Confirming Inference

The regression coefficients are fit by Maximum Likelihood Estimation, and the maxLik package does the 'heavy lifting' of estimating the variance-covariance of the coefficients. However, it is not clear a priori that these error estimates are accurate, since the individual outcomes in a given event are not independent: it could be that the machinery for computing the Fisher Information matrix is inaccurate. In fact, the help from maxLik warns that this is on the user. This is especially concerning when the logistic fits are used in situations where not all finishes are observed, and one uses zero weights to avoid affecting the fits.

Here we will try to establish empirically that the inference is actually correct.

Against Logistic Regression

As the Harville model generalizes logistic regression, we should be able to run a logistic regression problem through the harsm function. Here we do that, testing data with exactly two participants per event. The key observation is that the usual logistic regression should be equivalent to the Harville form, but with independent variables equal to the difference in independent variables for the two participants. We find that the coefficients and variance-covariance matrix are nearly identical. We believe the differences are due to convergence criteria in the MLE fit.

library(dplyr)
nevent <- 10000
set.seed(1234)
adf <- data_frame(eventnum=floor(seq(1,nevent + 0.7,by=0.5))) %>%
  mutate(x=rnorm(n()),
         program_num=rep(c(1,2),nevent),
         intercept=as.numeric(program_num==1),
         eta=1.5 * x + 0.3 * intercept,
         place=ohenery::rsm(eta,g=eventnum))

# Harville model
modh <- harsm(place ~ intercept + x,data=adf,group=eventnum)

# the collapsed data.frame for glm
ddf <- adf %>%
  arrange(eventnum,program_num) %>%
  group_by(eventnum) %>%
    summarize(resu=as.numeric(first(place)==1),
              delx=first(x) - last(x),
              deli=first(intercept) - last(intercept)) %>%
  ungroup()

# glm logistic fit
modg <- glm(resu ~ delx + 1,data=ddf,family=binomial(link='logit'))
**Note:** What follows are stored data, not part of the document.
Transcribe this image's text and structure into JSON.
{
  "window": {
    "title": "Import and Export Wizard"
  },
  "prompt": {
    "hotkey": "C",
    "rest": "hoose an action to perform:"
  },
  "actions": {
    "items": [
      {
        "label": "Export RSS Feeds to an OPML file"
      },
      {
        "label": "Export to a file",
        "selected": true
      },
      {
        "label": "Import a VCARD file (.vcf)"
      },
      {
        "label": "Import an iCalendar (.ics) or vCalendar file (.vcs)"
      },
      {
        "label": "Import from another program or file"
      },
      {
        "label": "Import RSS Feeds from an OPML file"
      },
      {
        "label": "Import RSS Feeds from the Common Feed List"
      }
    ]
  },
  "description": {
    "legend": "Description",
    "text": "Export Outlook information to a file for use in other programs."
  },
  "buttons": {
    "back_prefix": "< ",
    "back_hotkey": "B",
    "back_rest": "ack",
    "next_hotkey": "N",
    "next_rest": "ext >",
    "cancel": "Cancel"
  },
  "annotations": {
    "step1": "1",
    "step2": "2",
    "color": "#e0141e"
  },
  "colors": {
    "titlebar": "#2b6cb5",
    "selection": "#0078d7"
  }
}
all.equal(as.numeric(coef(modh)),as.numeric(coef(modg)),tolerance=1e-4)
## [1] TRUE
all.equal(as.numeric(vcov(modh)),as.numeric(vcov(modg)),tolerance=1e-4)
## [1] TRUE
print(coef(modh))
## intercept         x 
##      0.34      1.49
print(coef(modg))
## (Intercept)        delx 
##        0.34        1.49
print(vcov(modh))
##           intercept       x
## intercept   0.00071 0.00012
## x           0.00012 0.00091
print(vcov(modg))
##             (Intercept)    delx
## (Intercept)     0.00071 0.00012
## delx            0.00012 0.00091

Weighted Observations

We now examine whether inference is correct in the case when weights are used to denote that some finishes are not observed. The first release of this package defaulted to using 'normalized weights' in the Harville and Henery fits. I believe this leads to an inflated Fisher Information that then causes the estimated variance-covariance matrix to be too small. I am changing the default in version 0.2.0 to fix this issue.

Here I generate some data, and fit to the Harville model, using weights to signify that we have only observed three of the 8 finishing places in each event. I compute the the estimate minus the true value, divided by the estimated standard error. I repeat this process many times. Asymptotically in sample size, this computed value should be a standard normal. I check by taking the standard deviation, and Q-Q plotting against standard normal. The results are consistent with correct inference.

library(dplyr)
nevent <- 5000
# 3 of 8 observed values.
wlim <- 3
nfield <- 8
beta <- 2
library(future.apply)
plan(multiprocess,workers=7)
set.seed(1234)
zvals <- future_replicate(500,{ 
  adf <- data_frame(eventnum=sort(rep(seq_len(nevent),nfield))) %>%
        mutate(x=rnorm(n()),
                     program_num=rep(seq_len(nfield),nevent),
                     eta=beta * x,
                     place=ohenery::rsm(eta,g=eventnum),
                     wts=as.numeric(place <= wlim))

    modo <- ohenery::harsm(place ~ x,data=adf,group=eventnum,weights=wts) 
    as.numeric(coef(modo) - beta) / as.numeric(sqrt(vcov(modo)))
})
plan(sequential)

# this should be near 1
sd(zvals) 
## [1] 0.98
# QQ plot it
library(ggplot2)
ph <- data_frame(zvals=zvals) %>%
    ggplot(aes(sample=zvals)) +
        stat_qq(alpha=0.4) +
        geom_abline(linetype=2,color='red') + 
        labs(title='putative z-values from Harville fits')
print(ph)
plot of chunk wted_zsims